Housing Minister Yvette Cooper said: ‘We have concluded that there would be significant risks and potential disadvantages to consumers from a mandatory ‘big bang’ introduction of full Home Condition Reports on 1 June 2007.

‘In particular: Further testing is needed to ensure that Home Condition Reports deliver the assumed benefits for consumers and that the operating systems that support them work smoothly. Design work on the dry run has made it clear that this cannot be completed in time for the results to be taken into account in by 1 June.’

Shadow Minister for Housing and Planning, Michael Gove, countered saying that the Blair administration was slowly discovering that the HIPs project amounted to ‘expensive and deficient red tape’ left over from the shambolic John Prescott regime, and had also realised that it would ‘simply not deliver the improvements that the housing market needs’.

He added: ‘The Government claims that the Packs are necessary to implement an EU Directive to provide Energy Condition Reports when a home is sold. Yet in Northern Ireland, the Directive is being implemented without the introduction of Home Information Packs.’
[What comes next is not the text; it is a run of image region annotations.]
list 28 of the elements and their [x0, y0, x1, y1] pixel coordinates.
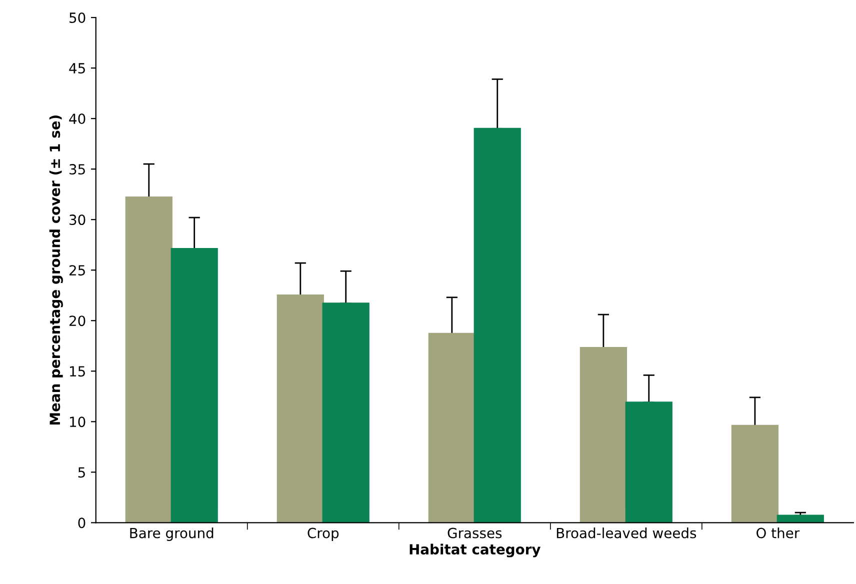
y-axis-title: Mean percentage ground cover (± 1 se): [49, 116, 63, 425]
y-tick-label: 30: [70, 214, 86, 226]
bar: [474, 128, 521, 523]
bar: [625, 402, 672, 523]
bar: [170, 248, 218, 523]
bar: [322, 302, 370, 523]
y-tick-label: 35: [70, 164, 85, 175]
y-tick-label: 20: [69, 316, 86, 326]
bar: [580, 347, 627, 523]
bar: [428, 332, 476, 523]
y-tick-label: 50: [70, 12, 86, 23]
y-tick-label: 45: [69, 63, 85, 74]
y-tick-label: 0: [78, 518, 86, 528]
bar: [125, 196, 172, 523]
bar: [776, 514, 824, 523]
y-tick-label: 15: [70, 366, 85, 377]
y-tick-label: 40: [69, 114, 86, 124]
y-tick-label: 5: [78, 467, 85, 478]
x-tick-label: Grasses: [448, 528, 502, 538]
bar: [731, 424, 779, 523]
y-tick-label: 10: [70, 416, 86, 428]
bar: [276, 294, 324, 523]
x-tick-label: Bare ground: [130, 528, 214, 541]
x-tick-label: Crop: [308, 528, 339, 541]
x-tick-label: Broad-leaved weeds: [556, 528, 696, 538]
x-axis-title: Habitat category: [410, 544, 541, 558]
x-tick-label: O ther: [756, 528, 800, 538]
y-tick-label: 25: [69, 265, 85, 276]
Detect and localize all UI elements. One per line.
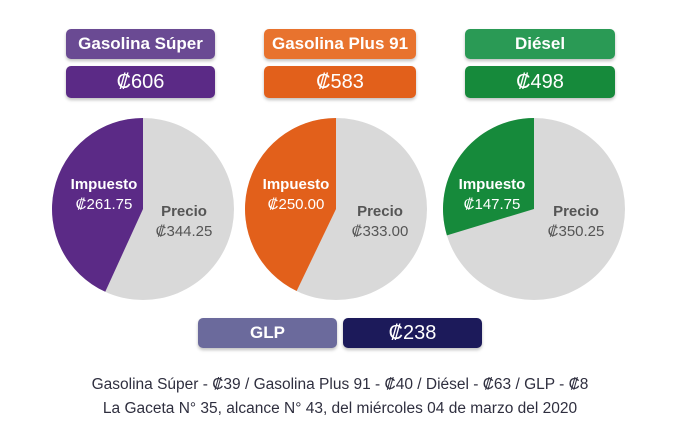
gasolina-plus-91-label: Gasolina Plus 91 bbox=[264, 29, 416, 59]
pie-svg bbox=[442, 118, 625, 300]
diesel-impuesto-value: ₡147.75 bbox=[463, 196, 521, 213]
diesel-precio-value: ₡350.25 bbox=[547, 223, 605, 240]
gasolina-plus-91-precio-value: ₡333.00 bbox=[351, 223, 409, 240]
glp-price: ₡238 bbox=[343, 318, 482, 348]
pie-slice-impuesto bbox=[442, 118, 534, 236]
gasolina-super-impuesto-value: ₡261.75 bbox=[75, 196, 133, 213]
gasolina-super-precio-value: ₡344.25 bbox=[155, 223, 213, 240]
gasolina-plus-91-impuesto-label: Impuesto ₡250.00 bbox=[258, 175, 334, 215]
diesel-impuesto-label: Impuesto ₡147.75 bbox=[454, 175, 530, 215]
diesel-label: Diésel bbox=[465, 29, 615, 59]
gasolina-plus-91-price: ₡583 bbox=[264, 66, 416, 98]
gasolina-plus-91-pie-chart bbox=[245, 118, 427, 300]
diesel-pie-chart bbox=[442, 118, 625, 300]
gasolina-super-precio-label: Precio ₡344.25 bbox=[146, 202, 222, 242]
pie-svg bbox=[245, 118, 427, 300]
footer-source: La Gaceta N° 35, alcance N° 43, del miér… bbox=[102, 400, 578, 417]
footer-tax-summary: Gasolina Súper - ₡39 / Gasolina Plus 91 … bbox=[91, 376, 589, 393]
gasolina-plus-91-impuesto-value: ₡250.00 bbox=[267, 196, 325, 213]
diesel-price: ₡498 bbox=[465, 66, 615, 98]
gasolina-plus-91-precio-label: Precio ₡333.00 bbox=[342, 202, 418, 242]
gasolina-super-label: Gasolina Súper bbox=[66, 29, 215, 59]
pie-slice-impuesto bbox=[52, 118, 143, 292]
gasolina-super-impuesto-label: Impuesto ₡261.75 bbox=[66, 175, 142, 215]
gasolina-super-price: ₡606 bbox=[66, 66, 215, 98]
pie-svg bbox=[52, 118, 234, 300]
gasolina-super-pie-chart bbox=[52, 118, 234, 300]
pie-slice-impuesto bbox=[245, 118, 336, 292]
diesel-precio-label: Precio ₡350.25 bbox=[538, 202, 614, 242]
glp-label: GLP bbox=[198, 318, 337, 348]
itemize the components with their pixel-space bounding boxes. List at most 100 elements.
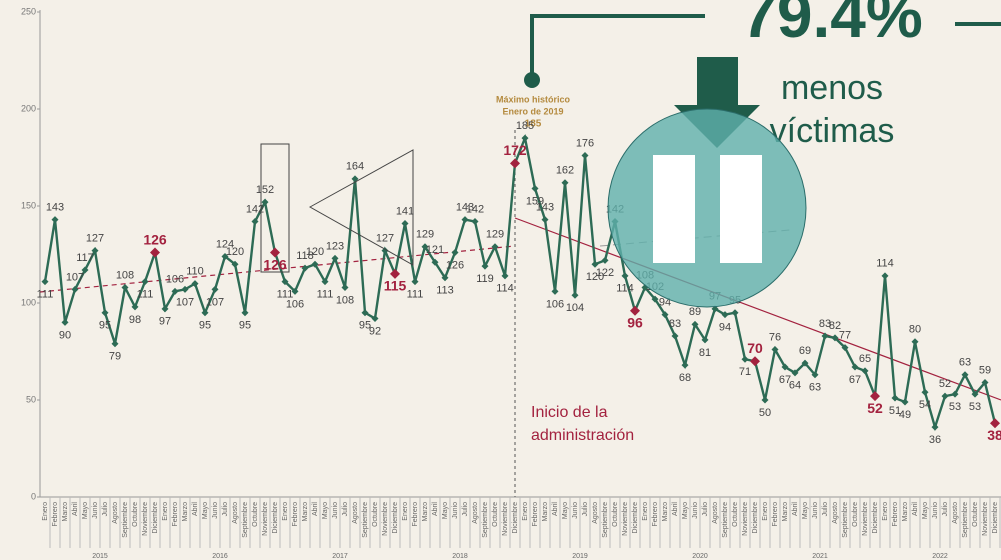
x-tick-label: Diciembre [632, 502, 639, 534]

Charles Smailes, President at the National Association of Estate Agents (NAEA), commented: ‘The Government has admitted it is unlikely to have the necessary number of home inspectors in place by 1 June 2007 to cope with home condition report demands. This has been a major concern of the NAEA and we are thankful the Minister has finally listened.

‘The announcement today is something of a U-turn by the Government on legislation it has been working on for over five years. It calls into question the effectiveness of a HIP when the documentation included is now largely available online. The legislation would seem unnecessary and does not cover the important reasons why home sales and purchase transactions fall through.’